本論文以溶膠-凝膠製程製備之的多孔隙氧化銦錫薄膜 ( Sol-gel ITO ) 作為介面緩衝層開發本體異質接面結構之有機高分子太陽能電池元件，電荷施體材料為 Poly ( 3-hexylthiophene ) ( P3HT ) 、電荷受體材料為 [6,6]-phenyl-C61- butyric acid methyl ester ( PC61BM )，整體元件結構為 ITO / Sol-gel ITO / PEDOT:PSS / P3HT:PCBM / Ca / Al ，除開發太陽能電池元件外，亦藉由觀測其薄膜表面特性與元件光電特性曲線探討不同熱退火製程對此溶凝膠製程之 ITO 薄膜之特性影響及對太陽能電池元件的影響。
結果顯示加入了 Sol-gel ITO 緩衝層後， ITO 陽極變得較為平整，且在穿透光譜上也發現有著紅移及穿透度略為提升的情況，進而改善了太陽光的利用效率。

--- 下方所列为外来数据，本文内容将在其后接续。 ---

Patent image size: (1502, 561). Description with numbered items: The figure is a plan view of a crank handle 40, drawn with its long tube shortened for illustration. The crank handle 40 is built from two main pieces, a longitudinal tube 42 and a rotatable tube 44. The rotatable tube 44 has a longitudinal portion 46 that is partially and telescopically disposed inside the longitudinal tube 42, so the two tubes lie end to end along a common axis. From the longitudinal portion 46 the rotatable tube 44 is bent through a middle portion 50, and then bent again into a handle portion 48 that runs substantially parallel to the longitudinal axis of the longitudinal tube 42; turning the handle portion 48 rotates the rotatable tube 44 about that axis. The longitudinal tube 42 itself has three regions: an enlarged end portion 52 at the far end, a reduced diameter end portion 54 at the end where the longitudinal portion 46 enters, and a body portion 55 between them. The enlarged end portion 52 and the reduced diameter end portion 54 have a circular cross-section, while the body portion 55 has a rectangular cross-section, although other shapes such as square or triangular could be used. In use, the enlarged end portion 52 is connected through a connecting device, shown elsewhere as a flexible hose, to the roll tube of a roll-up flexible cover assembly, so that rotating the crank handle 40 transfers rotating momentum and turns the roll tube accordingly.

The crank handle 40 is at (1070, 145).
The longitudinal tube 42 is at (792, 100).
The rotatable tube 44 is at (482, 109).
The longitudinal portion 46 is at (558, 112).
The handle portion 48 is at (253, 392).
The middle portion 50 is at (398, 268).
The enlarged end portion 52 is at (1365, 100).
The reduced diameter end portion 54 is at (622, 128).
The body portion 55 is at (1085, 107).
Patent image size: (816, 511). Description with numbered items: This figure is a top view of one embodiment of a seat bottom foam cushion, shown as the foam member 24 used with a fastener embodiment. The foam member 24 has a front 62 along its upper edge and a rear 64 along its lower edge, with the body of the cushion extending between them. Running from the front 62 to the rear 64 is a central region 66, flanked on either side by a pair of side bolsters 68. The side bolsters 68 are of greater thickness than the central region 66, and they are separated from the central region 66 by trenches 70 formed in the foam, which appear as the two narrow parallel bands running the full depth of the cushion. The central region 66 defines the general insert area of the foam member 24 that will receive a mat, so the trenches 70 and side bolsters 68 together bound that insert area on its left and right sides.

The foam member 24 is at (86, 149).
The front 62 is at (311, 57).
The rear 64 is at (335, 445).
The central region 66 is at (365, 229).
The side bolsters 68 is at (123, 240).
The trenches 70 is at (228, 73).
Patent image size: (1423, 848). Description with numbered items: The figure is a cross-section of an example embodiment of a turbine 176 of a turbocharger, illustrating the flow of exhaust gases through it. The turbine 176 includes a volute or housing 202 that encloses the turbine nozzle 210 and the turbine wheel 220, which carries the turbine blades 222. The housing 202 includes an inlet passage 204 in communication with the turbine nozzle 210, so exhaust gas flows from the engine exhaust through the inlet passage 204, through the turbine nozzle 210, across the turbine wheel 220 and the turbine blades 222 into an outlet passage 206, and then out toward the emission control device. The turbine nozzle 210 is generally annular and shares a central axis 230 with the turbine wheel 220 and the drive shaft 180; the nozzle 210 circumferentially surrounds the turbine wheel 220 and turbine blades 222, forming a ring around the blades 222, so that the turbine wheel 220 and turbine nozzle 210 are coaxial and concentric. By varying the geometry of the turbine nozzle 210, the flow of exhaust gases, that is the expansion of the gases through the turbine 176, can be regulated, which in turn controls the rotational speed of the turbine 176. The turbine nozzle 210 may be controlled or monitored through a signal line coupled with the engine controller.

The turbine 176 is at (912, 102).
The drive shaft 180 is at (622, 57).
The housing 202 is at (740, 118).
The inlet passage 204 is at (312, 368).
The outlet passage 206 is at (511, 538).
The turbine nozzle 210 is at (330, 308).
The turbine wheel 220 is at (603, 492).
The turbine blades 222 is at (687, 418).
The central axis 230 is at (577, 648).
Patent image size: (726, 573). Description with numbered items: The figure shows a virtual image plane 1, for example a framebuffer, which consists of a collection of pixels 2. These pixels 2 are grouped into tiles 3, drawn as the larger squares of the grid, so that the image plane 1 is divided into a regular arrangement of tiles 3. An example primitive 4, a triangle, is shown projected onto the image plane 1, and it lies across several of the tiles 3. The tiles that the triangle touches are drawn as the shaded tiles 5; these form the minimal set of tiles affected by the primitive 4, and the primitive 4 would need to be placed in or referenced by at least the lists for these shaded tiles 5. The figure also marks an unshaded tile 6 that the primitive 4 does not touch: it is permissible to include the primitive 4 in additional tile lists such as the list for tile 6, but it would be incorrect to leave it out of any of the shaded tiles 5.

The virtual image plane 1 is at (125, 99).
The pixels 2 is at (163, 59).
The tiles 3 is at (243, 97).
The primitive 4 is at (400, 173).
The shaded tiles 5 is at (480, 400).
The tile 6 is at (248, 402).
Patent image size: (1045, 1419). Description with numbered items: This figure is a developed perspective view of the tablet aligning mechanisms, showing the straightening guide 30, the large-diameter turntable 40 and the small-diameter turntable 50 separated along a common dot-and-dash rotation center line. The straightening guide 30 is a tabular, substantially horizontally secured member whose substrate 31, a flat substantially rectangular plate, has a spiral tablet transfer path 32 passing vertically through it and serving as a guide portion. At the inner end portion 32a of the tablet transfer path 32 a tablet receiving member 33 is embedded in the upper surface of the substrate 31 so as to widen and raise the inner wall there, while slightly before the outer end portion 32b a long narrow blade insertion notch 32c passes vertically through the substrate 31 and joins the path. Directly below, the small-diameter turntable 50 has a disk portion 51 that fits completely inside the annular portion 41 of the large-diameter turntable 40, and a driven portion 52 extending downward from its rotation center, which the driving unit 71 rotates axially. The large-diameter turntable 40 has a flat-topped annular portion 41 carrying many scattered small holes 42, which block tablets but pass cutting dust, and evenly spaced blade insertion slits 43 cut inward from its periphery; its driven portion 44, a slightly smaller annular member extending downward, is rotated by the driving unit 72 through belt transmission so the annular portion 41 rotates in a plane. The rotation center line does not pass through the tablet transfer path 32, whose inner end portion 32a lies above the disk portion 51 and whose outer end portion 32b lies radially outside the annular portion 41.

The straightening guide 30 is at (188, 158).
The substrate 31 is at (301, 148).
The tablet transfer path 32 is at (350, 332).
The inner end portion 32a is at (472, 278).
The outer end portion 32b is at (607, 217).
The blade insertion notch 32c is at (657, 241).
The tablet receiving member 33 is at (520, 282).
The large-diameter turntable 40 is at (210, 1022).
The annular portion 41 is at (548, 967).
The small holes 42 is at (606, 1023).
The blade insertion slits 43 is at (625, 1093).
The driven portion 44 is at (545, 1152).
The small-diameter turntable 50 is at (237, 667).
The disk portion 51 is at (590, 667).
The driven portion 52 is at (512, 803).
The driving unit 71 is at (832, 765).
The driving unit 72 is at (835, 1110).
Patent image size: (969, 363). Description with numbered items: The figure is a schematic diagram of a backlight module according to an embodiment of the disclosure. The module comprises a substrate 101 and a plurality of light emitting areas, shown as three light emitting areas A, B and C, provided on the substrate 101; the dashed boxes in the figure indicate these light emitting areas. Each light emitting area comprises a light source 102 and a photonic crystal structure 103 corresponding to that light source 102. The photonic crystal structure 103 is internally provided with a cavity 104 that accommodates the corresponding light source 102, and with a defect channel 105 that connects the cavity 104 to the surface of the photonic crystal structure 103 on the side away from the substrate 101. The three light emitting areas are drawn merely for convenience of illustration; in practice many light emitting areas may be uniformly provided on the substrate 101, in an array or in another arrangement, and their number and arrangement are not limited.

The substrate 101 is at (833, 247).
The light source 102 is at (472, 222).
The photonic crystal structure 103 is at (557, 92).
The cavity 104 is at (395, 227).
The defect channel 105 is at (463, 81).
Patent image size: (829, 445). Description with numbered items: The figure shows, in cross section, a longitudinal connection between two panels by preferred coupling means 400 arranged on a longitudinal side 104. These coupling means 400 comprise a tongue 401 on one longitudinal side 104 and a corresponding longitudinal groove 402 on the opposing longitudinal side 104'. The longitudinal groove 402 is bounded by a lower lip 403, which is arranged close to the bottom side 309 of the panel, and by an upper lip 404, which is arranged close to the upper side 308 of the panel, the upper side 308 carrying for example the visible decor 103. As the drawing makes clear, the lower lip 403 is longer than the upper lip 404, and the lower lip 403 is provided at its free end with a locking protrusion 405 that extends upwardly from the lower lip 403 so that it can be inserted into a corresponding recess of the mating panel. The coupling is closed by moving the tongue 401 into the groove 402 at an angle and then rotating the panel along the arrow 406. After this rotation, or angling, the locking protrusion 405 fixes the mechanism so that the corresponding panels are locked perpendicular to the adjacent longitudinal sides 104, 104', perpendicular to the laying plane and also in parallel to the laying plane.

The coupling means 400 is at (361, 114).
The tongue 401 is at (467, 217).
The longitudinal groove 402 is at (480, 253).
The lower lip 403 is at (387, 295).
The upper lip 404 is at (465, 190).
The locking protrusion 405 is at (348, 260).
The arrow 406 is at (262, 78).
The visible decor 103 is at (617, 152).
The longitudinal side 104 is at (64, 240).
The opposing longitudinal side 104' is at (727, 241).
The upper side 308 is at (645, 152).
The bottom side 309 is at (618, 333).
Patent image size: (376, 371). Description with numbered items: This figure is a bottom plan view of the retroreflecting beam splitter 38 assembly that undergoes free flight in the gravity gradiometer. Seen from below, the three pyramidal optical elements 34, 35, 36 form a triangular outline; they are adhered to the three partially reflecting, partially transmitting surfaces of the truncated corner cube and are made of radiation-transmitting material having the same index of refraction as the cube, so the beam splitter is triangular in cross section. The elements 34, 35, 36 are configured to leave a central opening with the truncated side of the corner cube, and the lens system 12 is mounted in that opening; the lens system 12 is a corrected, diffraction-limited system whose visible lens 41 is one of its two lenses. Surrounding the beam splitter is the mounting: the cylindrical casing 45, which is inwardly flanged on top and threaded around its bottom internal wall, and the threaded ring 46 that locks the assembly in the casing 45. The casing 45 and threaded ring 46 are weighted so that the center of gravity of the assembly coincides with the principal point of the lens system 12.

此外，亦從單載子電洞傳輸元件的研究結果發現，溶膠-凝膠 ITO 緩衝層的加入後確實有效地增加元件等效電洞遷移率，進而改善元件電洞收集效率，大幅提升使用溶膠-凝膠 ITO 作為界面緩衝層元件的短路電流，相較於無此緩衝層的元件短路電流可提升55%以上，且此研究結果具高重現性，製備 12 個元件後，平均功率轉換效率為3.68 %，標準差為0.10 %；最佳元件特性為: VOC = 0.60 V 、JSC = 11.35 mA/cm2 、F.F. = 0.58 與 PCE = 3.80 %。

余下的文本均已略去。